PhD Scientific Days 2024

Molecular Medicine II.

Differential Activation of SHIP2 by EGF and Insulin Signaling Pathways

Text of the abstract

The importance of phosphatidylinositol 3,4,5- trisphosphate (PIP3) in biological processes has been well established. Among the known phosphoinositides (PIs), the precise role of phosphatidylinositol 3,4- bisphosphate (PtdIns(3,4)P2) and its relationship to PIP3 in signal transduction has remained poorly understood. In this study, we investigated the molecular mechanism responsible for the production of PtdIns(3,4)P2 upon EGF and insulin stimulation in HEK cells. We largely rely on our recently developed bioluminescent resonance energy transfer (BRET) sensors for detection and quantification of various PIs. Here we demonstrate a striking variation in the resultant levels of PIP3 and PtdIns(3,4)P2 with EGF compared to insulin stimulation. We demonstrate that the increase of the PtdIns(3,4)P2 compared to PIP3 is much greater in the setting of EGF. Using siRNA- mediated knockdown and immunoblotting we show the importance and increased activity of the SHIP2 enzyme, a 5- phosphatase enzyme which converts PIP3 to PtdIns(3,4)P2, in the EGF signal transduction pathway.
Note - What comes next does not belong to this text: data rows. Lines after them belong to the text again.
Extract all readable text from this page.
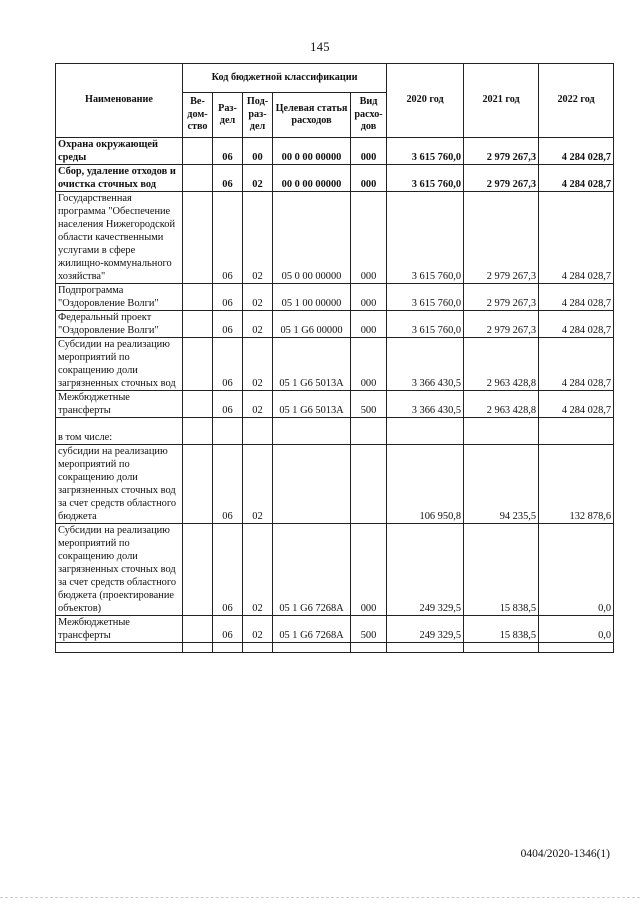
145
Наименование	Код бюджетной классификации					2020 год	2021 год	2022 год
	Ве-дом-ство	Раз-дел	Под-раз-дел	Целевая статья расходов	Вид расхо-дов			
Охрана окружающей среды		06	00	00 0 00 00000	000	3 615 760,0	2 979 267,3	4 284 028,7
Сбор, удаление отходов и очистка сточных вод		06	02	00 0 00 00000	000	3 615 760,0	2 979 267,3	4 284 028,7
Государственная программа "Обеспечение населения Нижегородской области качественными услугами в сфере жилищно-коммунального хозяйства"		06	02	05 0 00 00000	000	3 615 760,0	2 979 267,3	4 284 028,7
Подпрограмма "Оздоровление Волги"		06	02	05 1 00 00000	000	3 615 760,0	2 979 267,3	4 284 028,7
Федеральный проект "Оздоровление Волги"		06	02	05 1 G6 00000	000	3 615 760,0	2 979 267,3	4 284 028,7
Субсидии на реализацию мероприятий по сокращению доли загрязненных сточных вод		06	02	05 1 G6 5013A	000	3 366 430,5	2 963 428,8	4 284 028,7
Межбюджетные трансферты		06	02	05 1 G6 5013A	500	3 366 430,5	2 963 428,8	4 284 028,7
в том числе:								
субсидии на реализацию мероприятий по сокращению доли загрязненных сточных вод за счет средств областного бюджета		06	02			106 950,8	94 235,5	132 878,6
Субсидии на реализацию мероприятий по сокращению доли загрязненных сточных вод за счет средств областного бюджета (проектирование объектов)		06	02	05 1 G6 7268A	000	249 329,5	15 838,5	0,0
Межбюджетные трансферты		06	02	05 1 G6 7268A	500	249 329,5	15 838,5	0,0

0404/2020-1346(1)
Furthermore, using pretreatment with the PI3K inhibitor wortmannin and the calcium chelator BAPTA-AM we demonstrate that the EFF-induced activation of SHIP2 enzymes is dependent on both the PI3Ks activity and the calcium signaling it initiates. Our findings help refine our understanding of the distinct consequences elicited by EGF and insulin signaling.